Nu we met zijn allen komende zondag naar het stemhokje trekken, is het nuttig om nog eens stil te staan bij de rol van de sociale media. Hebben ze impact op ons kiesgedrag? 

“Nog meer dan bij de vorige gemeenteraadsverkiezingen in 2012, kunnen we ons vandaag die vraag stellen,” bevestigt Sarah Van Leuven. “Maar het is moeilijk om uitspraken te doen over media-effecten. Wat wel duidelijk is, is dat we niet alle sociale media zoals Twitter, Facebook, Instagram of Snapchat zomaar over dezelfde kam kunnen scheren. Voor partijen is vandaag vooral Facebook een belangrijk platform om zowel de achterban als potentiële nieuwe kiezers te bereiken. Niet alleen via berichten op de eigen tijdlijn, maar ook met ‘targeted advertising’ of gerichte, gesponsorde reclameboodschappen die we ongetwijfeld allemaal al in onze eigen nieuwsoverzichten zagen verschijnen. Veel politici zijn ook heel actief op Twitter, maar dat beschouwen zij eigenlijk vooral als een kanaal om met andere politici en journalisten contact te houden. Tweets hebben namelijk vooral impact wanneer de klassieke nieuwsmedia (kranten, radio en televisie) ze oppikken en zo als megafoon functioneren.”

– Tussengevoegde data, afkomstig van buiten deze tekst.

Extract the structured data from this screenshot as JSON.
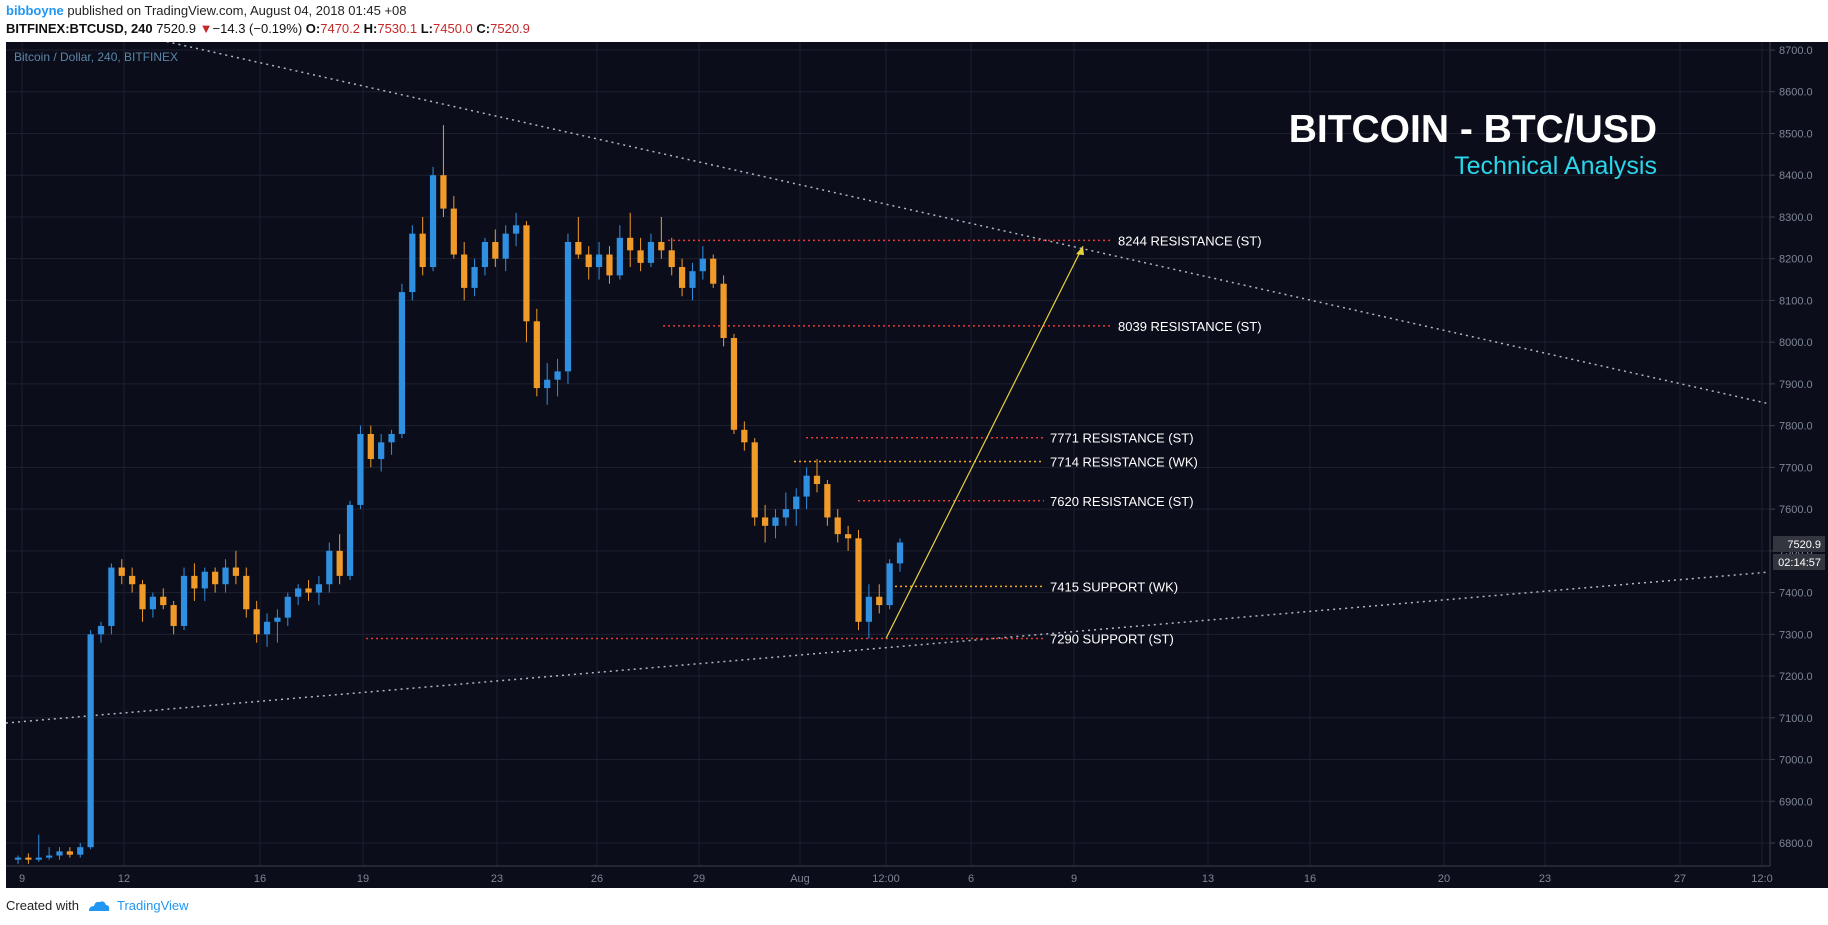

Sinds de Amerikaanse presidentsverkiezingen in 2016 maken we ons nochtans wereldwijd en ook bij ons in Vlaanderen zorgen over de mogelijke impact van fake news op de verkiezingsresultaten.

“Klopt, maar fake news is eigenlijk een term die de lading niet altijd dekt. Het is van alle tijden dat politici feiten rooskleuriger voorstellen in verkiezingsperiodes om er zelf beter uit te komen. Of ze lanceren geruchten om tegenkandidaten in een slecht daglicht te plaatsen. Journalisten spelen hier een cruciale rol om uitspraken van politici niet zomaar voor waar aan te nemen en eerst altijd grondig te checken alvorens ze in het nieuws op te nemen. Het is geen goede journalistiek om de uitspraken van twee kemphanen gewoon tegenover elkaar te plaatsen in een stuk, maar wel om uit te zoeken wat de kiezer daar nu eigenlijk moet van geloven en welke informatie nuttig is in het stemhokje.”